Description: I feel embarrassing when someone enters the Wal-Mart through the exit door. Every time I see shoppers doing these, I find myself among them. Few problems I found in the Wal-Mart doors are:
- Entry-Exit signs aren’t displayed properly.
- The source of confusion: Most of the Wal-Mart stores have enters sign on the left side and exit on the right side. These are particularly annoying because people in the US drives right-side that automatically misleads them towards right.
- Even in the absence of people exiting the stores, I have found the exit doors open.
Illustrations of Original experience: I entered Wal-Mart through the exit door. I felt embarrassing when I found myself being noticed by people. I started paying attention after that very moment.
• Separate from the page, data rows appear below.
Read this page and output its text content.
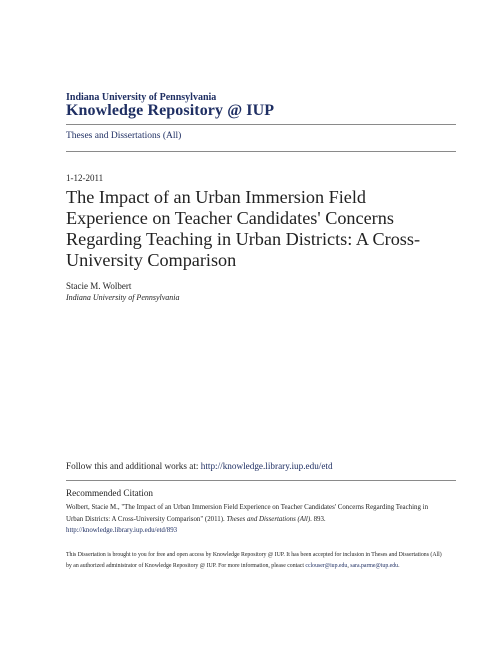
Indiana University of Pennsylvania
Knowledge Repository @ IUP
Theses and Dissertations (All)
1-12-2011
The Impact of an Urban Immersion Field Experience on Teacher Candidates' Concerns Regarding Teaching in Urban Districts: A Cross-University Comparison
Stacie M. Wolbert
Indiana University of Pennsylvania
Follow this and additional works at: http://knowledge.library.iup.edu/etd
Recommended Citation
Wolbert, Stacie M., "The Impact of an Urban Immersion Field Experience on Teacher Candidates' Concerns Regarding Teaching in Urban Districts: A Cross-University Comparison" (2011). Theses and Dissertations (All). 893.
http://knowledge.library.iup.edu/etd/893
This Dissertation is brought to you for free and open access by Knowledge Repository @ IUP. It has been accepted for inclusion in Theses and Dissertations (All) by an authorized administrator of Knowledge Repository @ IUP. For more information, please contact cclouser@iup.edu, sara.parme@iup.edu.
In the next few visits, I realized that I wasn’t the only one.
Presentation of design process: My design process includes three simple steps through which I personalize error-laden experience.
Description and concept sketches of proposed intervention: In the above description, I have identified the issues regarding Wal-Mart doors. Having been through a situation myself, I learned that people don’t pay attention to small details. The Wal-Mart doors issue is one, but it can be eliminated through conscious design. Some of the approaches that Wal-Mart can consider to eliminate such issues are:
- Display brighter enter and exit sign. In addition, add voice command at the door to inform shoppers while entering through the wrong doors.
- Review design, study the behavior of customers and make changes accordingly. People in the US walk and drive on the right side, so it might be useful to use a right door for entering the stores.
- Remove all entry and exit signs so that people can choose whichever entries they want to use it.
Reflection on the challenges of designing for yourself: Designing for myself was confusing because above experience is also a common sense problem. Moreover, designing alone is somewhat skeptical due to lack of feedbacks. In the above case, Wal-Mart might have placed exit doors on the right side considering that checkout, customer service and restrooms are closer to the exit door. Among three proposed interventions, I prefer the last one.